Reputation: 145
I have created a GenericUDF in hive that takes one string argument and returns an array of two strings, something like:
> select normalise("ABC-123");
...
> [ "abc-123", "abc123" ]
The UDF makes a call out via JNI to a C++ program for each row to calculate the return data so it would be preferable to only have to make the call once per input row for performance reasons.
However, I want to be able to take each value from the array and put it into a separate field in the output table.

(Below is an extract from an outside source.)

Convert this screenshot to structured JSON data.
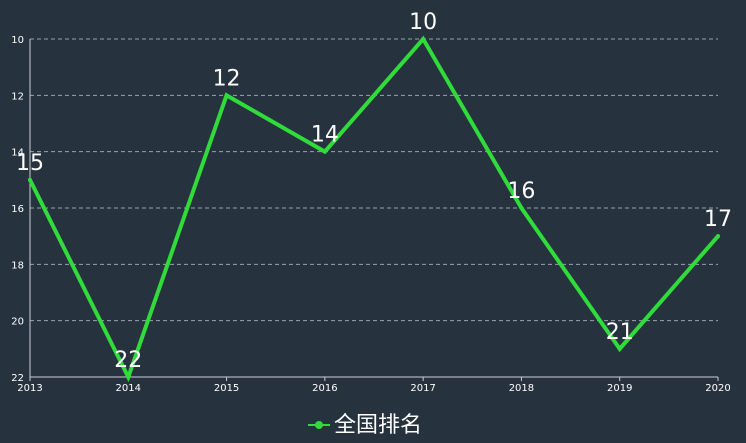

I know I can do:
> select normalise("ABC-123")[0] as first_string, normalise("ABC-123")[1] as second_string;
Will hive call the normalise function twice - once for each time it is used in this statement - or will it see both calls have the same argument and only call it once, cache the output, and use the cache rather than making the call a second time?
If it is going to make two UDF calls per row, what other options are there to use this UDF and put the two strings from the output array into separate columns in an output table? (I don't think INLINE will work here)
The use case for this function will be something like:
a|b
1|ABC-123
2|DEF-456
select a, normalise(b)[0] as first_string, normalise(b)[1] as second_string;
Upvotes: 0
Views: 362
Reputation: 36545
If you want to make sure that the udf is only called once, you could save the results to a temporary table first:
create table tmp as
select a, normalize(b) arr
from mytable;
select a, arr[0] first_string, arr[1] second_string
from tmp;
That said, I probably wouldn't worry about this kind of performance tuning if I were you, in my opinion Hive is best approached with more of a "brute force" state of mind: just write the simplest code to achieve your task and if it's slow, you can always add more nodes to your cluster.
Also, it might be worth considering whether you really need a custom UDF for your task, or whether you can simplify your codebase by using inbuilt Hive functions; in the example you gave:
select lower(b) as first_string, regexp_replace(lower(b), '-', '') as second_string
Upvotes: 1